This is a critical look at ADB’s compliance of its safeguard policies in the Tata Mundra project and the failure of the Compliance Review Panel (CRP) process. 8 years after people complained to CRP and 6 years after their report, people are left disempowered, where communities approached all possible avenues available to them to seek redressal, none of their issues addressed, or their livelihood options improved, or environment restored, while the company continues to do business as usual and neither ADB or CRP showing any intent or capacity to implement the safeguard policies.

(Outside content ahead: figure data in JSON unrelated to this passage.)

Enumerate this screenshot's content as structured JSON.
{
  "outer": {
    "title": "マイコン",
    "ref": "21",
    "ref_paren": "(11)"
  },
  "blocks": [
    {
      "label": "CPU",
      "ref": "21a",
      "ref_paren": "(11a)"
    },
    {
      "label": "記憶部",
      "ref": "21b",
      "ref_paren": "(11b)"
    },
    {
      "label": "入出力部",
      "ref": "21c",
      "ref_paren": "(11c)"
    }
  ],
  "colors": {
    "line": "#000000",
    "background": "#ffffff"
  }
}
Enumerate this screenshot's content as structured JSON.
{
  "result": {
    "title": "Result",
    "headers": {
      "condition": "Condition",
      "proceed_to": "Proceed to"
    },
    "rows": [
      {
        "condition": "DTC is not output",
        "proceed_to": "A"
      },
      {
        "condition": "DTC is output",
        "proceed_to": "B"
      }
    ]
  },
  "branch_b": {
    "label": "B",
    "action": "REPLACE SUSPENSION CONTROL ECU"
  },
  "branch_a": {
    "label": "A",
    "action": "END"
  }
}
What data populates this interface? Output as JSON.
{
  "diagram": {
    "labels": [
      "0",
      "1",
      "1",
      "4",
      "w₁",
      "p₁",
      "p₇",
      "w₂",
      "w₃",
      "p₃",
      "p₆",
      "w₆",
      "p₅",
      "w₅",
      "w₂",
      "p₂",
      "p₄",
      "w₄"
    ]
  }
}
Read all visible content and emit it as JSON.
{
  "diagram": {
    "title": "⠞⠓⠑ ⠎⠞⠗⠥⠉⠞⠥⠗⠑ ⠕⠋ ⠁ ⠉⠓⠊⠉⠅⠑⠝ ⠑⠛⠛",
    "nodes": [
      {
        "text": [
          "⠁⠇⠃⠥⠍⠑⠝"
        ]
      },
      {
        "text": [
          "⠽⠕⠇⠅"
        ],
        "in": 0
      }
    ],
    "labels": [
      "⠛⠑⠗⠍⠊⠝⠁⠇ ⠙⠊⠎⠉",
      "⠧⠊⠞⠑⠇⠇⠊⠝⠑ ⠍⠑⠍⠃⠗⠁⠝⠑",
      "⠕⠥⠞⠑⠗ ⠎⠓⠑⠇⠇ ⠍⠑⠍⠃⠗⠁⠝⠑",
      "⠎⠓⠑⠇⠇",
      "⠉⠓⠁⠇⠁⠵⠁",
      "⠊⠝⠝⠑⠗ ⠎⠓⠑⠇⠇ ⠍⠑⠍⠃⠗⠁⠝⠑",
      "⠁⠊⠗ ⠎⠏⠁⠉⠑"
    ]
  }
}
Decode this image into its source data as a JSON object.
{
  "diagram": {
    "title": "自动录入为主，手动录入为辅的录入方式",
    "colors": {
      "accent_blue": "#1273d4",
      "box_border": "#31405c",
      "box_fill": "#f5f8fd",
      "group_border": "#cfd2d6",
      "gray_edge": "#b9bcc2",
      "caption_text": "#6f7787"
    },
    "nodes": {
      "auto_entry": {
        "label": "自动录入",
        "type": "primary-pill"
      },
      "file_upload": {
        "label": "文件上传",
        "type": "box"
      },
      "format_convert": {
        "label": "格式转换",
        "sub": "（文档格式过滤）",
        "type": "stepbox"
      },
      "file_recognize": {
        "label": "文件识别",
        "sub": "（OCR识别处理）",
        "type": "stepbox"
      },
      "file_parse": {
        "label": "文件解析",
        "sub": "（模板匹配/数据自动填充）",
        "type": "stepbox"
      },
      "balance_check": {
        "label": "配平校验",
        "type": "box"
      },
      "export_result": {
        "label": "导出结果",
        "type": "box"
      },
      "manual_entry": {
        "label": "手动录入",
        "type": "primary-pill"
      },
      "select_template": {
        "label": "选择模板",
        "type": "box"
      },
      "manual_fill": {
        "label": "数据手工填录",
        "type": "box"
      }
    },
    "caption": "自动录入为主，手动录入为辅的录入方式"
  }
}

Brief Background to the Project:
The northern coast of the Gulf of Kutch has been witnessing large–scale industrialization for the past two decades while a very large Special Economic Zone is also situated in the vicinity. Among several polluting industries housed across the sea coordinates, the Tata Mundra Ultra Mega Power Project or Coastal Gujarat Power Ltd (CGPL) is discernible because of its continuing saga of glaring multiplicities but all in the wrong directions: from little cognizance of the area’s local economic activities to disregard of the specificities of its ecology and a lack of reading of its social identity –resulting in miring the coastal communities of Mundra district in a trying and unfair predicament. In 2007, clearance was granted to Tata Power by the Government of India to set up a 4150MW ultra mega thermal power project (Coastal Gujarat Power Limited) on over 1,250 hectares near Tunda–Wand village, close to the port city of Mundra on the coast of the Gulf of Kutch in Gujarat. Ultra Mega Power Projects (UMPP) are ambitious power projects India envisaged in mid 2000s, with an aim to generate 100 GW by 2022. Out of the 14 UMPPs, Tata Mundra was the first one to be awarded. Of the total area, about two–thirds comprises the Rann of Kutch and the Banni grasslands. Owing to this, most of the rural population derives a livelihood near the coast, and Mundra, because of its topography, also happens to be home to a large number of fishing communities benefiting from the area’s estuarine potential. These fishing settlements thrive for eight to nine months and then the families return to their villages for the rest of the year. The area also supports other economic activities like salt–making, animal rearing, and cash crop cultivation. The groundwater levels in this taluka (block) are higher than in other parts of Kutch and hence the area is suited for intensive agricultural activities. However, it is these ecological specifics that at once render the dependent population vulnerable to large–scale development projects. Hence, particular stewardship is required on a number of fronts but especially in relation to environmental and social impact.
The project, based on the supercritical steam technology, is designed to use low–ash imported coal from Indonesia, and thus was located in the coastal area adjacent to a port. Cut to April 2008: amongst many other financiers (for a total project cost of US$4.14 billion), the Board of Directors of the Asian Development Bank (ADB) approved a loan of US$450 million with a 20–year tenure for five power generation units, of which three units became operational in 2012 and two in 2013. Between 2006 and 2014, i.e., before and close to the years in which the complaint was made (i.e. 2013), a number of benchmark environmental and social assessments were carried out. Needless to say, these reports also formed the basis of project clearances at multiple levels. The anomalies in these assessments are the major points of contention between different stakeholders on various outstanding issues. The case becomes even more complicated when non–compliance by the financiers is attributed to the lack of baseline data on what happens to be some of the most obvious features of the geography in question.